Ireland (169-7, 19.4 overs) (Laura Delany 32; Megan Schutt 2-16) beat Australia (168-3, 20 overs) (Alyssa Healy 62 retired; Orla Prendergast 2-19) by three wickets.
It may only be a warm-up and Australia certainly made life easier by opting to retire in-form batters in order to utilise their squad, but Ireland nonetheless pulled off a major upset to stun the defending champions ahead of the start of the women’s T20 World Cup in South Africa.
Bowling first in Wednesday’s clash in Stellenbosch, Ireland started off perfectly with Orla Prendergast’s extra bounce forcing Australian opener Beth Mooney to chop on with the game’s first delivery. From there, the heavily-favoured Australia settled nicely, Alyssa Healy (62) and Tahlia McGrath (56) both reaching half-centuries before being called ashore to give others an opportunity.
It was a move that would ultimately backfire. Arlene Kelly enhanced her burgeoning reputation at the death with an economical three-over spell, picking up the wicket of Grace Harris in the process when she picked out Georgina Dempsey in the deep. Prendergast also returned to see the back of Meg Lanning, bowling her with a slower ball, but the power hitting of Elyse Perry (40 not out off just 20 balls) ensured that a competitive score was reached - albeit almost certainly a higher total would have been posted had Healy, McGrath or both been allowed to continue.

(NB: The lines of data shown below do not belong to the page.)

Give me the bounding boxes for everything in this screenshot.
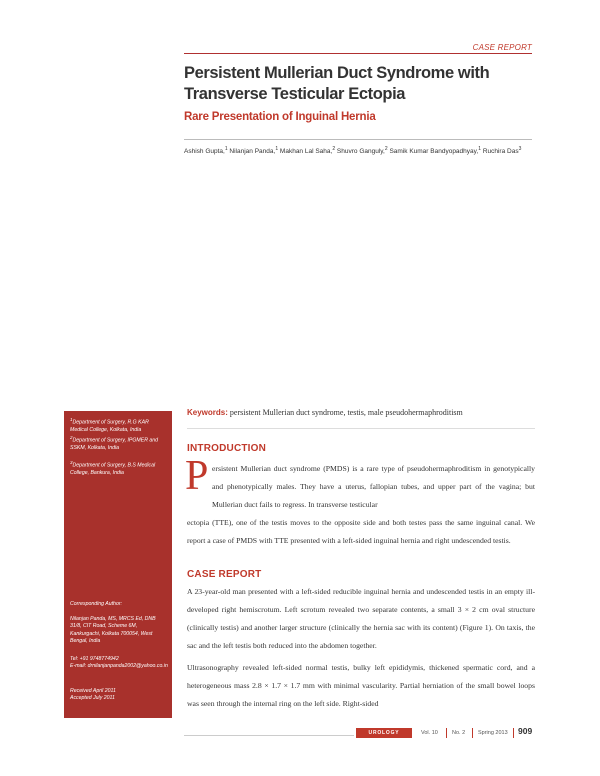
page-number: 909 bbox=[518, 726, 533, 736]
author: Ruchira Das$^3$ bbox=[482, 146, 522, 156]
article-title: Persistent Mullerian Duct Syndrome with Transverse Testicular Ectopia bbox=[184, 64, 490, 103]
keywords-text: persistent Mullerian duct syndrome, testis, male pseudohermaphroditism bbox=[229, 408, 463, 417]
corresponding-address: Nilanjan Panda, MS, MRCS Ed, DNB 31/8, CIT Road, Scheme 6M, Kankurgachi, Kolkata 700054, West Bengal, India bbox=[70, 616, 156, 644]
keywords bbox=[187, 408, 537, 417]
footer-rule bbox=[184, 735, 354, 736]
author: Makhan Lal Saha,$^2$ bbox=[279, 146, 336, 156]
footer-separator bbox=[446, 728, 447, 738]
corresponding-author-label: Corresponding Author: bbox=[70, 601, 123, 607]
footer-separator bbox=[513, 728, 514, 738]
author: Shuvro Ganguly,$^2$ bbox=[336, 146, 388, 156]
section-label: CASE REPORT bbox=[472, 43, 532, 52]
case-report-paragraph: A 23-year-old man presented with a left-sided reducible inguinal hernia and undescended testis in an empty ill-developed right hemiscrotum. Left scrotum revealed two separate contents, a small 3 × 2 cm oval structure (clinically testis) and another larger structure (clinically the hernia sac with its content) (Figure 1). On taxis, the sac and the left testis both reduced into the abdomen together. bbox=[187, 587, 535, 650]
keywords-rule bbox=[187, 428, 535, 429]
affiliation-2: $^2$Department of Surgery, IPGMER and SSKM, Kolkata, India bbox=[70, 435, 159, 452]
drop-cap: P bbox=[185, 453, 209, 499]
author-list bbox=[184, 145, 534, 156]
affiliation-3: $^3$Department of Surgery, B.S Medical College, Bankura, India bbox=[70, 460, 156, 477]
introduction-paragraph: ersistent Mullerian duct syndrome (PMDS) is a rare type of pseudohermaphroditism in genotypically and phenotypically males. They have a uterus, fallopian tubes, and upper part of the vagina; but Mullerian duct fails to regress. In transverse testicular bbox=[212, 464, 535, 509]
email: E-mail: drnilanjanpanda2002@yahoo.co.in bbox=[70, 663, 168, 670]
contact-info bbox=[70, 656, 168, 671]
journal-name: UROLOGY JOURNAL bbox=[356, 728, 412, 738]
article-dates bbox=[70, 688, 168, 703]
author: Samik Kumar Bandyopadhyay,$^1$ bbox=[389, 146, 481, 156]
affiliation-1: $^1$Department of Surgery, R.G KAR Medical College, Kolkata, India bbox=[70, 417, 149, 434]
case-report-heading: CASE REPORT bbox=[187, 569, 262, 580]
footer-separator bbox=[472, 728, 473, 738]
keywords-label: Keywords: bbox=[187, 408, 228, 417]
case-report-paragraph: Ultrasonography revealed left-sided normal testis, bulky left epididymis, thickened spermatic cord, and a heterogeneous mass 2.8 × 1.7 × 1.7 mm with minimal vascularity. Partial herniation of the small bowel loops was seen through the internal ring on the left side. Right-sided bbox=[187, 663, 535, 708]
introduction-paragraph-continued: ectopia (TTE), one of the testis moves to the opposite side and both testes pass the same inguinal canal. We report a case of PMDS with TTE presented with a left-sided inguinal hernia and right undescended testis. bbox=[187, 518, 535, 545]
affiliation-sidebar bbox=[64, 411, 172, 718]
author: Ashish Gupta,$^1$ bbox=[184, 146, 228, 156]
accepted-date: Accepted July 2011 bbox=[70, 695, 115, 702]
issue: No. 2 bbox=[452, 730, 466, 736]
article-subtitle: Rare Presentation of Inguinal Hernia bbox=[184, 111, 376, 123]
header-rule bbox=[184, 53, 532, 54]
telephone: Tel: +91 9748774942 bbox=[70, 656, 119, 662]
title-rule bbox=[184, 139, 532, 140]
season: Spring 2013 bbox=[478, 730, 508, 736]
author: Nilanjan Panda,$^1$ bbox=[229, 146, 279, 156]
received-date: Received April 2011 bbox=[70, 688, 116, 694]
introduction-heading: INTRODUCTION bbox=[187, 443, 267, 454]
volume: Vol. 10 bbox=[421, 730, 438, 736]
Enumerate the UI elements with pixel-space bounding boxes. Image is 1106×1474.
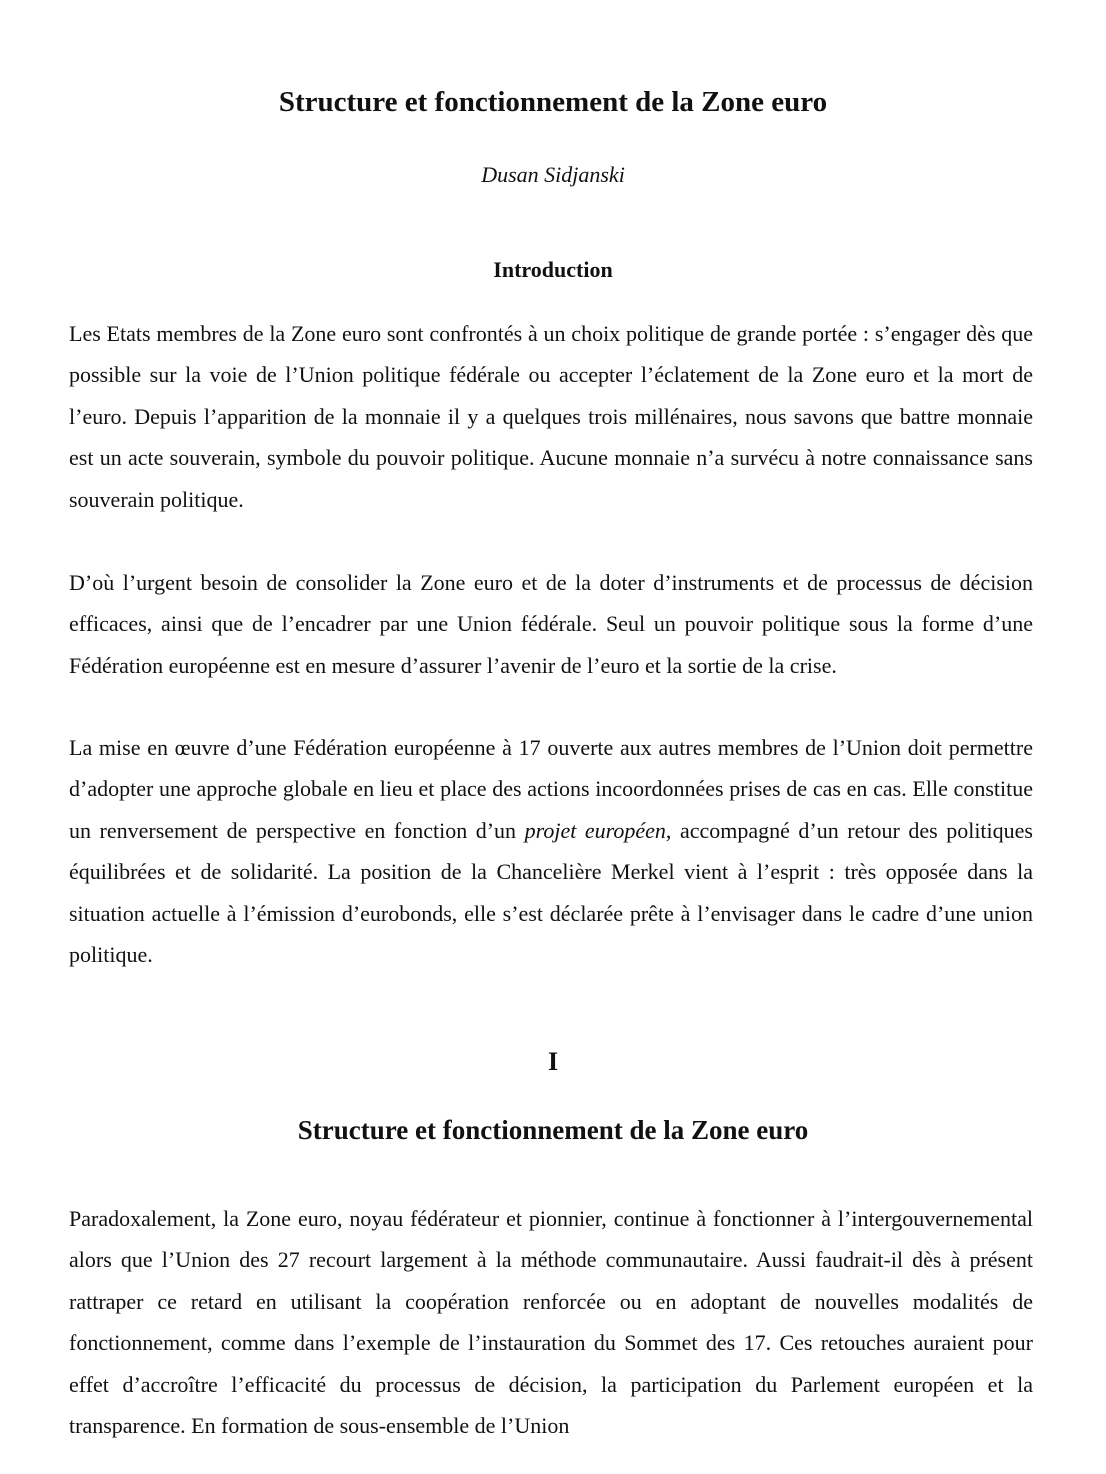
paragraph-3 — [69, 727, 1033, 975]
paragraph-3-emphasis: projet européen — [524, 817, 666, 843]
section-numeral: I — [547, 1047, 559, 1076]
paragraph-4: Paradoxalement, la Zone euro, noyau fédérateur et pionnier, continue à fonctionner à l’intergouvernemental alors que l’Union des 27 recourt largement à la méthode communautaire. Aussi faudrait-il dès à présent rattraper ce retard en utilisant la coopération renforcée ou en adoptant de nouvelles modalités de fonctionnement, comme dans l’exemple de l’instauration du Sommet des 17. Ces retouches auraient pour effet d’accroître l’efficacité du processus de décision, la participation du Parlement européen et la transparence. En formation de sous-ensemble de l’Union — [69, 1206, 1033, 1439]
paragraph-1: Les Etats membres de la Zone euro sont confrontés à un choix politique de grande portée : s’engager dès que possible sur la voie de l’Union politique fédérale ou accepter l’éclatement de la Zone euro et la mort de l’euro. Depuis l’apparition de la monnaie il y a quelques trois millénaires, nous savons que battre monnaie est un acte souverain, symbole du pouvoir politique. Aucune monnaie n’a survécu à notre connaissance sans souverain politique. — [69, 321, 1033, 512]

Given an injury to Rebecca Stokell in the Irish middle order, the top three would be forgiven for pulling back slightly from their usual aggressive approach in order to take the game deep. That was not the case. Amy Hunter started the innings off well, scoring five boundaries in her effort of 26 off 14, good for a strike-rate of 185.
“Me and Gabs [Gaby Lewis] always look to go hard in the powerplay, it’s definitely my gameplan,” confirmed Hunter. “That went down the batting order once we got out, we always look to bat positively and we certainly did that today.
“It will give the squad a huge amount of confidence. It is a warm-up game but we need to carry our mentality and our plans into the tournament.”
When Hunter departed, skying Megan Schutt to the fielder at long off, Prendergast (26 off 15 balls) carried on where she left off, finding the fence a further four times. At the other end, skipper Laura Delany was the glue player, scoring a more sedate 32 off 28 balls that allowed others to bat around her.
Australia did ensure one batter would not go on and win the game single handedly for Ireland. McGrath had Prendergast caught at mid off, Heather Graham bowled Delany while Alana King picked up the wickets of Eimear Richardson (9) and Louise Little (21). However, a combination of Little, Leah Paul (11 not out), Mary Waldron (15) and Arlene Kelly (9 not out) ensured Ireland made up for Stokell’s impact at the death by committee, seeing the game over the line in a tense finish with two balls to spare.
Ireland begin the tournament proper next Monday against England in Paarl (1pm start, live on Sky Sports).
Irish-born Australia international Kim Garth did not feature in Wednesday’s warm-up.